High speed photographs during simulation with free hip flexion showing a minute relative anterior movement between a marker on the femur and a corresponding marker on the tibia

Fig. 6
figure 6

High speed photographs during simulation with restricted hip flexion showing a large relative anterior movement between a marker on the femur and a corresponding marker on the tibia

Analysis of the strain rate during physiological loading has never been performed in-vitro. The strain rates in the ACL during safe and injurious landing situations have been unknown. The analysis of our strain data measured through the duration of impact show that, under safe landing conditions, the strain rate is between 60 and 80%/s while during injury conditions, the strain rate increases to more than 250%/s. This is a very important point for the determination of ACL and ACL graft properties since such tissues are viscoelastic. The mechanical property tests should be performed at strain rates between the safe and injurious conditions.

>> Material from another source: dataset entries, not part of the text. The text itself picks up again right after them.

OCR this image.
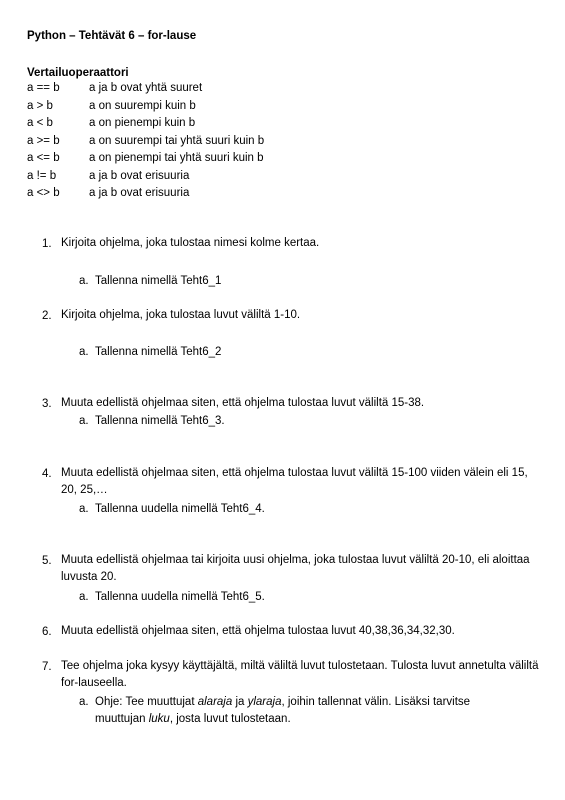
Python – Tehtävät 6 – for-lause
Vertailuoperaattori
a == b	a ja b ovat yhtä suuret
a > b	a on suurempi kuin b
a < b	a on pienempi kuin b
a >= b	a on suurempi tai yhtä suuri kuin b
a <= b	a on pienempi tai yhtä suuri kuin b
a != b	a ja b ovat erisuuria
a <> b	a ja b ovat erisuuria
1. Kirjoita ohjelma, joka tulostaa nimesi kolme kertaa.
a. Tallenna nimellä Teht6_1
2. Kirjoita ohjelma, joka tulostaa luvut väliltä 1-10.
a. Tallenna nimellä Teht6_2
3. Muuta edellistä ohjelmaa siten, että ohjelma tulostaa luvut väliltä 15-38.
a. Tallenna nimellä Teht6_3.
4. Muuta edellistä ohjelmaa siten, että ohjelma tulostaa luvut väliltä 15-100 viiden välein eli 15, 20, 25,…
a. Tallenna uudella nimellä Teht6_4.
5. Muuta edellistä ohjelmaa tai kirjoita uusi ohjelma, joka tulostaa luvut väliltä 20-10, eli aloittaa luvusta 20.
a. Tallenna uudella nimellä Teht6_5.
6. Muuta edellistä ohjelmaa siten, että ohjelma tulostaa luvut 40,38,36,34,32,30.
7. Tee ohjelma joka kysyy käyttäjältä, miltä väliltä luvut tulostetaan. Tulosta luvut annetulta väliltä for-lauseella.
a. Ohje: Tee muuttujat alaraja ja ylaraja, joihin tallennat välin. Lisäksi tarvitse
muuttujan luku, josta luvut tulostetaan.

This study has some major limitations. The focus of this research has been on the role of the quadriceps muscle because of the contradictory opinions and observations in literature. Thus, we assume that the subjects have very weak hamstring forces and offer no resistance to anterior tibial translation (the muscle activation is delayed). This condition can occur when the athlete is fatigued. In such cases, both quadriceps and hamstring muscle forces can be very low. The role of several other muscles such as calf muscles, knee abductors/adductors, and the ankle has been neglected in our system. Further improvements in the system can be made by adding more actuators to simulate more muscles actively. Since this was a pilot study which focused on finding the conditions conducive for ACL injury, and the availability of cadaveric knees was limited, not every knee was used in the same way. Different conditions were tried with different knees to successfully simulate the ACL injury. Now, that the conditions needed for successful simulation are known, more systematic studies can be conducted by the research community.

5 Conclusion

A new state of the art jump-landing simulation system capable of monitoring a large number of input variables and dynamically recording a significant number of output variables was designed, constructed, and tested. The results show that the quadriceps may have a protecting effect on the ACL due to joint compression during jump-landing. Accordingly, the results showed that non-contact isolated ACL injury can be simulated in the laboratory when the flexion rate of the hip is restricted, the quadriceps and hamstring muscle forces are kept low, and a moderate ground reaction force due to landing is applied. A restricted hip flexion rate is defined as either none allowed or stopped rapidly with a high angular deceleration rate (minimal hip flexion allowed). This may be considered as a new non-contact injury mechanism controlled primarily by sagittal plane loads but that could be exacerbated by coronal (varus/valgus) and transverse (internal/external rotation) plane loads. We also found that the strain rate in the ACL is high during both safe and injurious conditions (ranging from 60%/s for safe to 261%/s for injurious conditions). Future studies analyzing sex-based differences in the ACL injury may consider the post-landing hip flexion differences (hip flexion change from landing to complete stop) between sexes as one key parameter.